Limitations & Future Work¶
- Reframing quality depends on model capability: If the model's paraphrasing ability is weak (e.g., very small models), the Reframer role may introduce semantic drift.
- Approximately doubled computational cost: Two sets of rollouts (original + reframed) must be generated per question, making inference cost roughly twice that of standard TTRL.
- Limitations of the view-invariance assumption: For tasks that are genuinely sensitive to wording (e.g., logical directionality in natural language inference), correct answers may also be affected by phrasing.
- Validated only on reasoning tasks: The applicability of harmonic mean pseudo-labels to open-ended generation, summarization, and similar tasks remains unexplored.
- Sensitivity of hyperparameters \(w_f\) and \(w_d\): The optimal weight selection in the fused reward may vary across different tasks and models.
Related Work & Insights¶
- TTRL (Zuo et al., 2025): Pioneered the test-time RL paradigm; Self-Harmony addresses its core weakness of majority voting.
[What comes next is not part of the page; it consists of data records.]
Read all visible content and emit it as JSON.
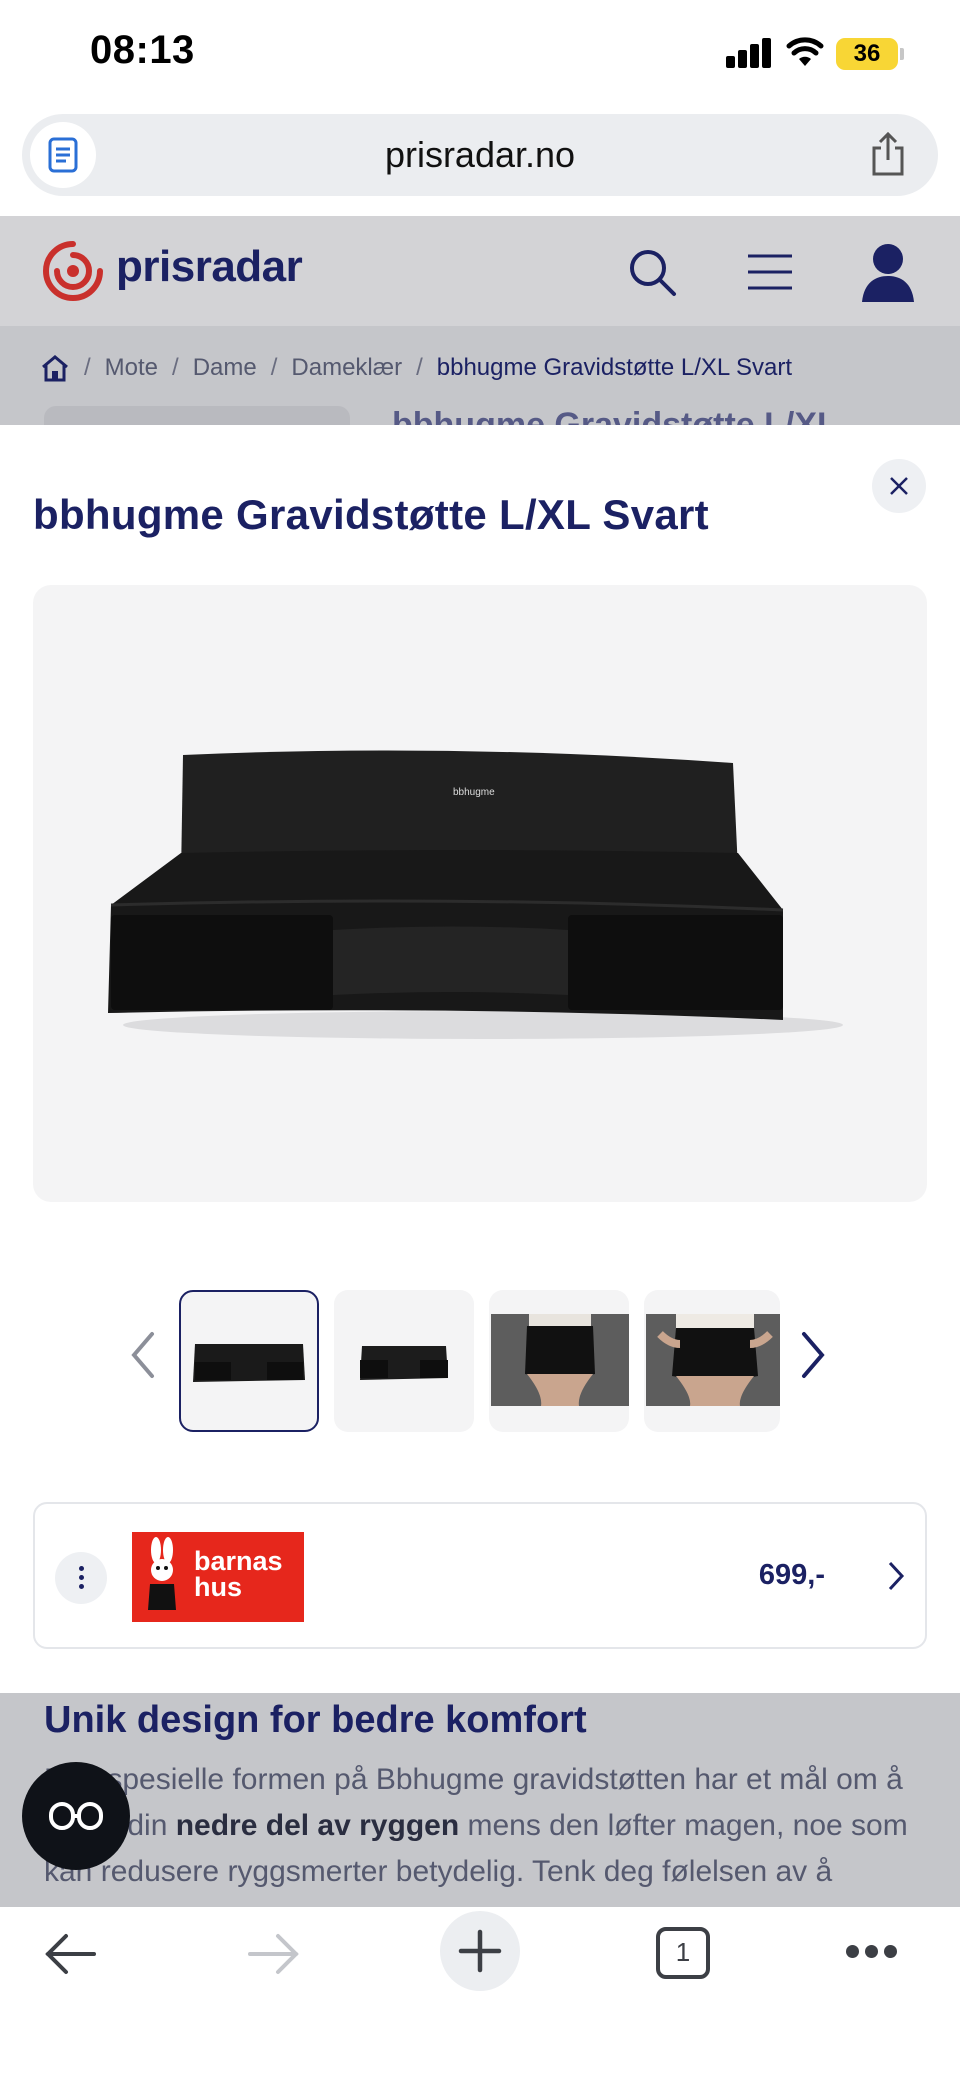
{
  "status_bar": {
    "time": "08:13",
    "battery": "36"
  },
  "browser": {
    "url": "prisradar.no",
    "tab_count": "1"
  },
  "site": {
    "logo_text": "prisradar"
  },
  "breadcrumb": [
    "Mote",
    "Dame",
    "Dameklær",
    "bbhugme Gravidstøtte L/XL Svart"
  ],
  "background_title": "bbhugme Gravidstøtte L/XL",
  "sheet": {
    "title": "bbhugme Gravidstøtte L/XL Svart"
  },
  "offer": {
    "store_name": "barnas\nhus",
    "price": "699,-"
  },
  "below": {
    "heading": "Unik design for bedre komfort",
    "paragraph_a": "Den spesielle formen på Bbhugme gravidstøtten har et mål om å støtte din ",
    "paragraph_bold": "nedre del av ryggen",
    "paragraph_b": " mens den løfter magen, noe som kan redusere ryggsmerter betydelig. Tenk deg følelsen av å"
  },
  "colors": {
    "brand_navy": "#1b2163",
    "store_red": "#e6271c",
    "battery_yellow": "#f8d635"
  }
}
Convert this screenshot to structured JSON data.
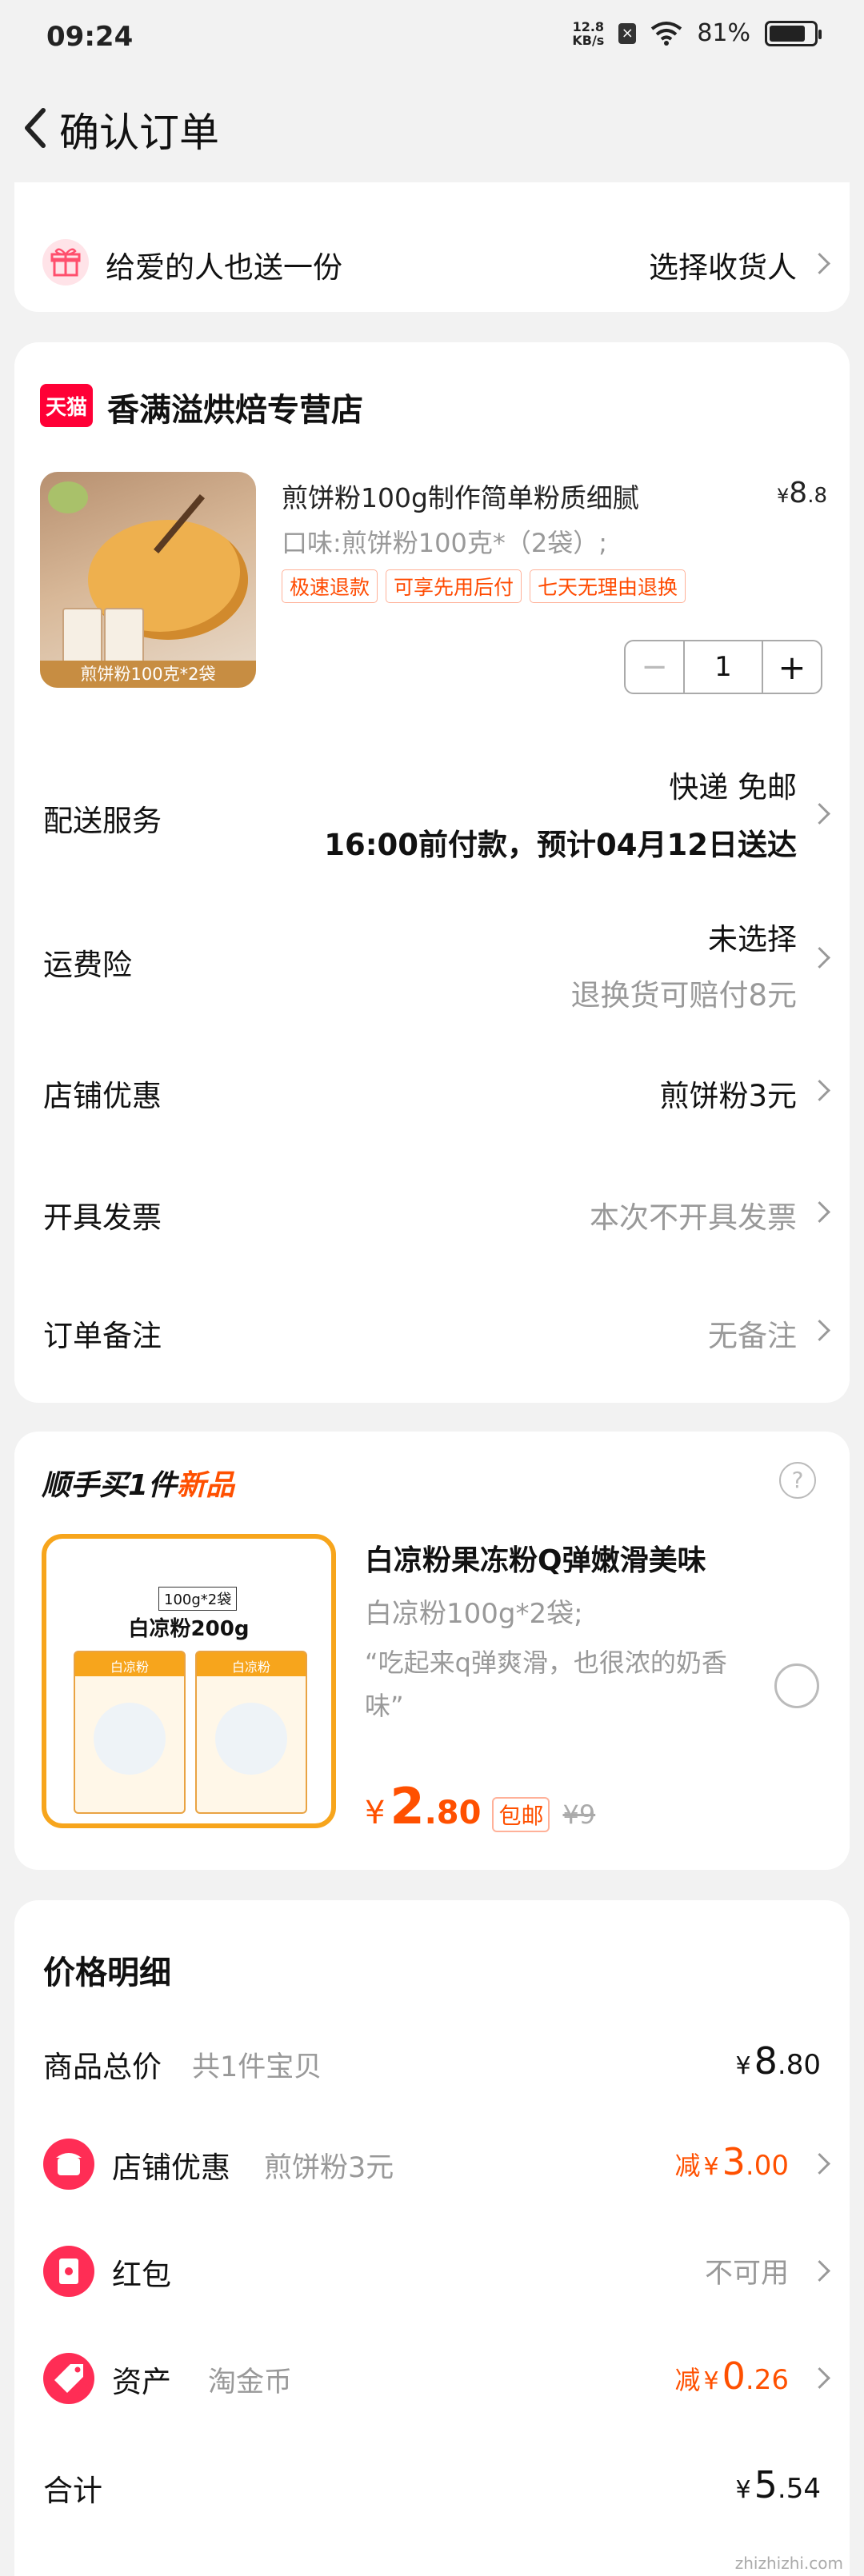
{
  "status_bar": {
    "time": "09:24",
    "speed_top": "12.8",
    "speed_bottom": "KB/s",
    "battery": "81%",
    "battery_level": 0.81
  },
  "nav": {
    "title": "确认订单"
  },
  "gift": {
    "label": "给爱的人也送一份",
    "action": "选择收货人"
  },
  "store": {
    "badge": "天猫",
    "name": "香满溢烘焙专营店",
    "product": {
      "title": "煎饼粉100g制作简单粉质细腻",
      "price_symbol": "¥",
      "price_int": "8",
      "price_dec": ".8",
      "spec": "口味:煎饼粉100克*（2袋）;",
      "tags": [
        "极速退款",
        "可享先用后付",
        "七天无理由退换"
      ],
      "image_caption": "煎饼粉100克*2袋",
      "quantity": "1",
      "minus": "−",
      "plus": "+"
    }
  },
  "rows": {
    "delivery": {
      "label": "配送服务",
      "line1": "快递 免邮",
      "line2": "16:00前付款，预计04月12日送达"
    },
    "insurance": {
      "label": "运费险",
      "line1": "未选择",
      "line2": "退换货可赔付8元"
    },
    "shop_discount": {
      "label": "店铺优惠",
      "value": "煎饼粉3元"
    },
    "invoice": {
      "label": "开具发票",
      "value": "本次不开具发票"
    },
    "note": {
      "label": "订单备注",
      "value": "无备注"
    }
  },
  "addon": {
    "title_prefix": "顺手买1件",
    "title_highlight": "新品",
    "help": "?",
    "product_name": "白凉粉果冻粉Q弹嫩滑美味",
    "spec": "白凉粉100g*2袋;",
    "quote": "“吃起来q弹爽滑，也很浓的奶香味”",
    "price_symbol": "¥",
    "price_int": "2",
    "price_dec": ".80",
    "free_ship": "包邮",
    "orig_price": "¥9",
    "image_badge": "100g*2袋",
    "image_title": "白凉粉200g",
    "pack_label": "白凉粉"
  },
  "price_detail": {
    "title": "价格明细",
    "total_goods": {
      "label": "商品总价",
      "sub": "共1件宝贝",
      "symbol": "¥",
      "int": "8",
      "dec": ".80"
    },
    "shop_discount": {
      "label": "店铺优惠",
      "sub": "煎饼粉3元",
      "prefix": "减",
      "symbol": "¥",
      "int": "3",
      "dec": ".00"
    },
    "red_packet": {
      "label": "红包",
      "value": "不可用"
    },
    "assets": {
      "label": "资产",
      "sub": "淘金币",
      "prefix": "减",
      "symbol": "¥",
      "int": "0",
      "dec": ".26"
    },
    "sum": {
      "label": "合计",
      "symbol": "¥",
      "int": "5",
      "dec": ".54"
    }
  },
  "watermark": "zhizhizhi.com",
  "colors": {
    "accent": "#ff5000",
    "tmall_red": "#ff0036",
    "gift_pink": "#ff4f6d"
  }
}
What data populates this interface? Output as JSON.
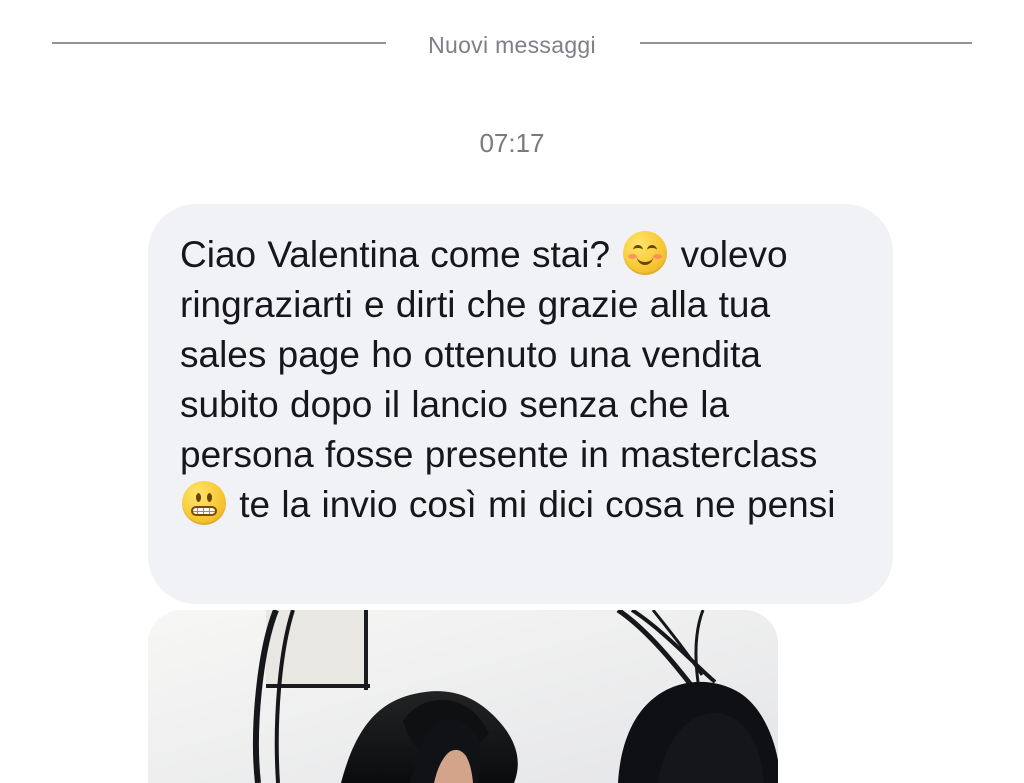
{
  "conversation": {
    "new_messages_label": "Nuovi messaggi",
    "time": "07:17",
    "messages": [
      {
        "text_parts": [
          "Ciao Valentina come stai? ",
          "smiling-blush-emoji-icon",
          " volevo ringraziarti e dirti che grazie alla tua sales page ho ottenuto una vendita subito dopo il lancio senza che la persona fosse presente in masterclass ",
          "grimacing-emoji-icon",
          " te la invio così mi dici cosa ne pensi"
        ]
      }
    ],
    "attachment": {
      "icon": "photo-thumbnail-icon"
    }
  },
  "colors": {
    "background": "#ffffff",
    "bubble": "#f1f2f5",
    "divider": "#8f939a",
    "text": "#171719",
    "muted_text": "#777a80"
  }
}
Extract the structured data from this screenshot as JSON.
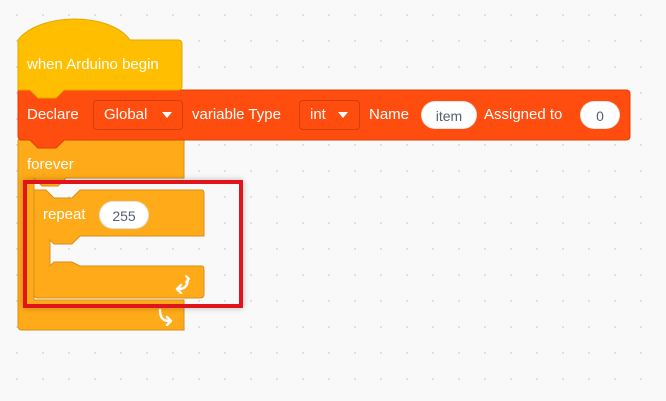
{
  "colors": {
    "event_block": "#ffbf00",
    "declare_block": "#ff4d0f",
    "control_block": "#ffab19",
    "highlight_border": "#e0141b"
  },
  "blocks": {
    "hat": {
      "label": "when Arduino begin"
    },
    "declare": {
      "label": "Declare",
      "scope_value": "Global",
      "type_label": "variable Type",
      "type_value": "int",
      "name_label": "Name",
      "name_value": "item",
      "assigned_label": "Assigned to",
      "assigned_value": "0"
    },
    "forever": {
      "label": "forever",
      "icon": "loop-arrow-icon"
    },
    "repeat": {
      "label": "repeat",
      "count": "255",
      "icon": "loop-arrow-icon"
    }
  }
}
- Co-Reward: Uses two models to mutually verify each other; Self-Harmony replaces this with two roles of a single model, achieving greater simplicity.
- Invariant Risk Minimization (Arjovsky et al., 2019): Self-Harmony introduces the cross-environment invariance idea from IRM into TTRL pseudo-label selection.
- FixMatch (Sohn et al., 2020): A pioneering work in semi-supervised learning that selects pseudo-labels via strong/weak augmentation consistency—the conceptual predecessor of Self-Harmony in LLM reasoning.
- Insight: The harmonic mean as a measure of cross-perspective consistency may be applicable to other scenarios requiring multi-view alignment, such as multimodal fusion and ensemble learning.
Rating¶
- Novelty: ⭐⭐⭐⭐⭐ — The combination of harmonic mean pseudo-labels and single-model self-play is highly creative, with elegant theoretical derivation.
- Experimental Thoroughness: ⭐⭐⭐⭐⭐ — Comprehensive coverage across 5 models × 6 datasets × multiple baselines in 30 settings; zero training failures are particularly impressive.
- Writing Quality: ⭐⭐⭐⭐ — Motivation is clear, theoretical proofs are complete, and framework diagrams are intuitive; however, the method section involves dense notation.
- Value: ⭐⭐⭐⭐⭐ — Addresses the core problem in TTRL (the majority voting trap); its stability and generality make it a strong candidate to become the default method for TTRL.